Выбрать главу

Набоков, давний ценитель Ходасевича, написал в «Руле» о «Собрании стихотворений» 1927 года, последней его поэтической книге, и написал восторженно: «огромный поэт», «восхитительное произведение искусства», в котором нет банальных красивостей и отсутствует «узкое традиционное поэтичество», но есть свобода в выборе тем и образов, есть «проза в стихах» — а для Сирина она высшее достоинство. Его приводила в восхищение «стеклянная прелесть образов», именно стеклянная, иначе говоря, не рассчитанная на то, чтобы читатель проникся сопереживанием поэту, перенял выраженное им настроение. Ни жалости, ни сочувствия не пробудит этот поэт, он гений мастерства, которое не нуждается в подпорках гражданственности или психологизма, и «временами кажется, что он шалит, играет, холодно наслаждается своим даром воспевать невоспеваемое».

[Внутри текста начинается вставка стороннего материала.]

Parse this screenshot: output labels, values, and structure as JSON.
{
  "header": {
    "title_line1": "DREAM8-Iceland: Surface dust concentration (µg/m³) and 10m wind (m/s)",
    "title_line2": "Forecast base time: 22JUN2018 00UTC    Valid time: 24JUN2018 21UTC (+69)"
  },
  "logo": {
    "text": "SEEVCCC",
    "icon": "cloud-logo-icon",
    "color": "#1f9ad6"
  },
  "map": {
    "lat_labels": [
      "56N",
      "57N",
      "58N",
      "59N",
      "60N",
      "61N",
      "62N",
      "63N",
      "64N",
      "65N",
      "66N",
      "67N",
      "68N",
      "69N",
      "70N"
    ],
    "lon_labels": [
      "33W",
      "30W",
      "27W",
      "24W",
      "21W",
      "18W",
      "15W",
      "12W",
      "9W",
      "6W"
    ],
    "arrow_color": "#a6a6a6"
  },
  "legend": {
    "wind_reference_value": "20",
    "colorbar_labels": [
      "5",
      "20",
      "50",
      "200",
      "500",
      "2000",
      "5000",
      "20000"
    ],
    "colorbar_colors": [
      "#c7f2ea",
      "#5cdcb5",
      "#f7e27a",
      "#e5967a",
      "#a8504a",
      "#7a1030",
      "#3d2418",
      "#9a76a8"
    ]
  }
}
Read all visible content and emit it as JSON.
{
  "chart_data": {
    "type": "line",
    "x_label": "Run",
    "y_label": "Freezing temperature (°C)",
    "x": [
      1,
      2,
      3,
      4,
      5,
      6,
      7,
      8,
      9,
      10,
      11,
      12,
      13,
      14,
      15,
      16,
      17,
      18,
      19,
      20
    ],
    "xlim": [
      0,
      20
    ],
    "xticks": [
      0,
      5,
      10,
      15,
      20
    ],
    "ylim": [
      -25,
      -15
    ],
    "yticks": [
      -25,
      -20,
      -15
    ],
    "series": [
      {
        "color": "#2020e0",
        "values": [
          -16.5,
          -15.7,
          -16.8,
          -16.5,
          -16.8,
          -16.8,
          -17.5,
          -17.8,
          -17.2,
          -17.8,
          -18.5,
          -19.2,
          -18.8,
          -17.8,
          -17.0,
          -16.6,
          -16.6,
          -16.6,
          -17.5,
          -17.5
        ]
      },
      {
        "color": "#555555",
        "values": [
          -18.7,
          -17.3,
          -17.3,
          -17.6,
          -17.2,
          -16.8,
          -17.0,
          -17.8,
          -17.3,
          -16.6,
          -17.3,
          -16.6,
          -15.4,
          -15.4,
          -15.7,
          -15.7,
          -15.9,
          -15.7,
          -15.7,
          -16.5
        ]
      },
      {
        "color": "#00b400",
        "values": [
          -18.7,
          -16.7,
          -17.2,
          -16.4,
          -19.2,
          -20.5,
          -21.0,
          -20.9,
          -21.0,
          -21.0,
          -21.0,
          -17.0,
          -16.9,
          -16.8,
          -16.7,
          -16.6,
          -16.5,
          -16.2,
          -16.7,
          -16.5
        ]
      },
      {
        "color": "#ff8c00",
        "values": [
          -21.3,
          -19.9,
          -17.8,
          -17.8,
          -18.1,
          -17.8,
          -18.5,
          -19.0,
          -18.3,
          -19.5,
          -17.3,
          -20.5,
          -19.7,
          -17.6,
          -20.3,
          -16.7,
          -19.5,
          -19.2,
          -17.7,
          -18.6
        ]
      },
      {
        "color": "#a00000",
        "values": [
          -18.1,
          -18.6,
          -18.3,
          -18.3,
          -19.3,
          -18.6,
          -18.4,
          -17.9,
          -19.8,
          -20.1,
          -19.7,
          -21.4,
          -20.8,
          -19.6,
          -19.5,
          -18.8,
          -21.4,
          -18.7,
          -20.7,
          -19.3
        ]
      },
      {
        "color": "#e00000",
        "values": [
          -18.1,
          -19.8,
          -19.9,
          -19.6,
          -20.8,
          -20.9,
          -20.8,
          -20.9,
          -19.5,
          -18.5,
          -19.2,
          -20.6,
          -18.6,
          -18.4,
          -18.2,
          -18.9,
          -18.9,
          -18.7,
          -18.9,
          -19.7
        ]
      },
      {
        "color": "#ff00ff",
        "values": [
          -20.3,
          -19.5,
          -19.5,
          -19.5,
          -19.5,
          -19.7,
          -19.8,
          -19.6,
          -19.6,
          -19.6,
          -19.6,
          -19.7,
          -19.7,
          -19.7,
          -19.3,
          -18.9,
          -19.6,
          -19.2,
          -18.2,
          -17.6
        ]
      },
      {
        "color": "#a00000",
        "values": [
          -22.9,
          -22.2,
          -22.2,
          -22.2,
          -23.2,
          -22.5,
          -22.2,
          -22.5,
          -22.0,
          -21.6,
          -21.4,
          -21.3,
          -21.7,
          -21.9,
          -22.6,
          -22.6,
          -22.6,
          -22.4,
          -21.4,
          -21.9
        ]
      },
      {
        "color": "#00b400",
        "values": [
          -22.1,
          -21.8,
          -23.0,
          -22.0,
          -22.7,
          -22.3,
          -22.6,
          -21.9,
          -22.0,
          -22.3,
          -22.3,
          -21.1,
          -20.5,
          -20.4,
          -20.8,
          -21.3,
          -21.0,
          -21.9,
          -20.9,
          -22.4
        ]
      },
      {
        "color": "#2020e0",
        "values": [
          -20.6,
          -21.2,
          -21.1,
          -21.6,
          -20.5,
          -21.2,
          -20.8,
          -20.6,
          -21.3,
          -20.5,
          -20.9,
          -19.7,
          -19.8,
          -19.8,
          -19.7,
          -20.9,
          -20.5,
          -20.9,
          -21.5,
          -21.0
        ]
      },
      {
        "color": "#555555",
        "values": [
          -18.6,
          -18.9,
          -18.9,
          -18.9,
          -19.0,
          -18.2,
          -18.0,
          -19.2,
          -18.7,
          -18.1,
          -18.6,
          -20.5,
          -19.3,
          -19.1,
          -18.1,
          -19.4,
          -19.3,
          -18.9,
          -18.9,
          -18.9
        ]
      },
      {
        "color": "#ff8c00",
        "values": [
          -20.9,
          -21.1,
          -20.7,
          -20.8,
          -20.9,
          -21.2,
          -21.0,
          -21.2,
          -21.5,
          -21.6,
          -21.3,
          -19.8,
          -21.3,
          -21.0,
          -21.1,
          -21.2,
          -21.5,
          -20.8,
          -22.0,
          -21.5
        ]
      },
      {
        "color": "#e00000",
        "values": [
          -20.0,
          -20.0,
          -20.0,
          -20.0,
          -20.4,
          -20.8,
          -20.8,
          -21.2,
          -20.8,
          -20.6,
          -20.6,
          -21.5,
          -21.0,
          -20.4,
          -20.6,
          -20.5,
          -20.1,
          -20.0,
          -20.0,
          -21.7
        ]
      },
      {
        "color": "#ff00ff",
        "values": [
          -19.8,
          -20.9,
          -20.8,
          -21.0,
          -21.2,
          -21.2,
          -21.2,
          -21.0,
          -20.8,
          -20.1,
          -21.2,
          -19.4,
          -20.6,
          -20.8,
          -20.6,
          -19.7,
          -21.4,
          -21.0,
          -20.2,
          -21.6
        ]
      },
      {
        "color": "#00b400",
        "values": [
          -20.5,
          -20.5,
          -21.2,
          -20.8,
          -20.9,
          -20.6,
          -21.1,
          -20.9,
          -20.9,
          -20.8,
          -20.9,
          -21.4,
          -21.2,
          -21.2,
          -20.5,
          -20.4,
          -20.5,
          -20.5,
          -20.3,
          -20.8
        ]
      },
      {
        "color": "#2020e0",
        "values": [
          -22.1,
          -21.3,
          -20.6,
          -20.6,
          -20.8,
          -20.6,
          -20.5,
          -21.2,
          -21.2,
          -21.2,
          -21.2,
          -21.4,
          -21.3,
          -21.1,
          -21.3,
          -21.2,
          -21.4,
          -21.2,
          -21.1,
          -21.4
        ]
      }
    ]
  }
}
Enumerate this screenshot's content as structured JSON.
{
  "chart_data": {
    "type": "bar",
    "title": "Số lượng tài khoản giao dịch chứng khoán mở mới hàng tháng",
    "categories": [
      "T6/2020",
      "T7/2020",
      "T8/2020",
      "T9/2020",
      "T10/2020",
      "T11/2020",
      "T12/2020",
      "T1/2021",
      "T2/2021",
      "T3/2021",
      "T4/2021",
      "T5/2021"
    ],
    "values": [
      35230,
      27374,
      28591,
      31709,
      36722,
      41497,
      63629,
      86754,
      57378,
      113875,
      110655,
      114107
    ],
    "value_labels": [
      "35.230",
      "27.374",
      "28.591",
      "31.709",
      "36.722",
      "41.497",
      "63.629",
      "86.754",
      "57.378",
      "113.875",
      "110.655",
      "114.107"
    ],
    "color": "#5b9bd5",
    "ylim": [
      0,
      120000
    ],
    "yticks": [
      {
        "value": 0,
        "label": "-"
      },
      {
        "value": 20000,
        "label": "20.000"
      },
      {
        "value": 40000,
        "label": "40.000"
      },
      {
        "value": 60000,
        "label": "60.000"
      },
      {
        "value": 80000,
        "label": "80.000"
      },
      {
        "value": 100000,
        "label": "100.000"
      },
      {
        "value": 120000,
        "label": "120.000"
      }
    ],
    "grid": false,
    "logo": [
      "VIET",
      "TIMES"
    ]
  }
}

Впоследствии о поэте Ходасевиче Набоков будет судить точнее, в некрологе 1939 года назовет его «литературным потомком Пушкина по тютчевской линии», напишет, что «горечь, гнев, ангелы, зияние гласных» — вот мир «Европейской ночи», и все в нем «настоящее, единственное», не то что дежурный пессимизм, который облечен в неряшливые, полуграмотные строки. Эта некрологическая статья завершала давний спор, который сам Ходасевич вел со своими основными противниками Ивановым и Адамовичем относительно призвания поэзии. Должна ли она, как казалось им, стать в наш катастрофический век прежде всего, а то даже исключительно, «человеческим документом», заполнившись прямыми отголосками трагедий и разочарований, перенесенных поколением свидетелей неслыханных исторических катастроф? Или же, как думал он, ее необходимость в том, чтобы посреди такой реальности сохранялся островок художественной гармонии, и значит, высокой духовной традиции?

Для Набокова тут не могло возникнуть ситуации выбора. Позиция Ходасевича, его человеческий облик, насколько об этом позволяли судить холодноватые стихи («некий оптическо-аптекарско-химическо-анатомический налет») — все это ощущалось Набоковым как глубоко родственное ему самому еще до того, как он прочел первые отзывы критика «Возрождения» о собственных книгах. Они не давали лишних авансов («Король, дама, валет» оценивался как «вещь безусловно даровитая, современная по теме и любопытная по выполнению», но не больше), зато в них были заинтересованность и доброжелательство, которыми Сирина не избаловали. О «Защите Лужина» Ходасевич высказался уже намного более определенно, считая, что это крупное обретение эмигрантской литературы.

Личное знакомство произошло осенью 32-го, когда Набоков впервые приехал в Париж для публичного выступления. Ходасевич на нем присутствовал, а через четыре года был их совместный вечер в том же зале Las Cases. Статья Ходасевича «О Сирине», наверняка лучшая во всей необъятной набоковской критике, появилась зимой 1937 года, став итогом долгого творческого общения и внимательного чтения всего, что писал интересовавший критика автор, — кончая «Даром», который критик дочитывал в «Современных записках» в свою последнюю осень.

Статью о поэзии Ходасевича Набоков заканчивал мыслью, что эти стихи оценят те, «кто может наслаждаться поэтом, не пошаривая в его „мировоззрении“ и не требуя от него откликов». Ходасевич, оценивая Сирина, исходил из той же посылки: мир творчества, созданный им из «кажущихся подобий реального мира», на деле сотворен из совершенно другого материала, и переходы из одного мира в другой — в любом направлении — подобны смерти. Это вовсе не зачарованность формой, потому что и в книгах Сирина открываются сложные проблемы, но только они всегда связаны с постижением тайны творчества и жизни в творчестве.

Суммируя свои наблюдения над разными сиринскими книгами, Ходасевич назвал их темой «жизнь художника», хотя впрямую художник не показан: его может заменять шахматист, коммерсант, а возможно, и шарлатан, который пытается сойти за художественную натуру. И в подтверждение своей идеи сослался на «Соглядатая».

* * *

К американским изданиям своих русских книг Набоков в 60-е годы написал предисловия. Представляя читателям «Плейбоя», где впервые появился английский перевод, повесть 1930 года, он не слишком, видимо, полагался на их искушенность хотя бы в сравнительно простых художественных построениях и заметил, что несколько раз проводил со знакомыми нечто вроде тестов, когда надо было догадаться, кто главный герой, в каких отношениях Смуров находится с рассказчиком. Что это одно и то же лицо и что рассказчик, или герой, просто выступает в роли соглядатая, который держит героя, или рассказчика, под неусыпным наблюдением, первым понял ребенок.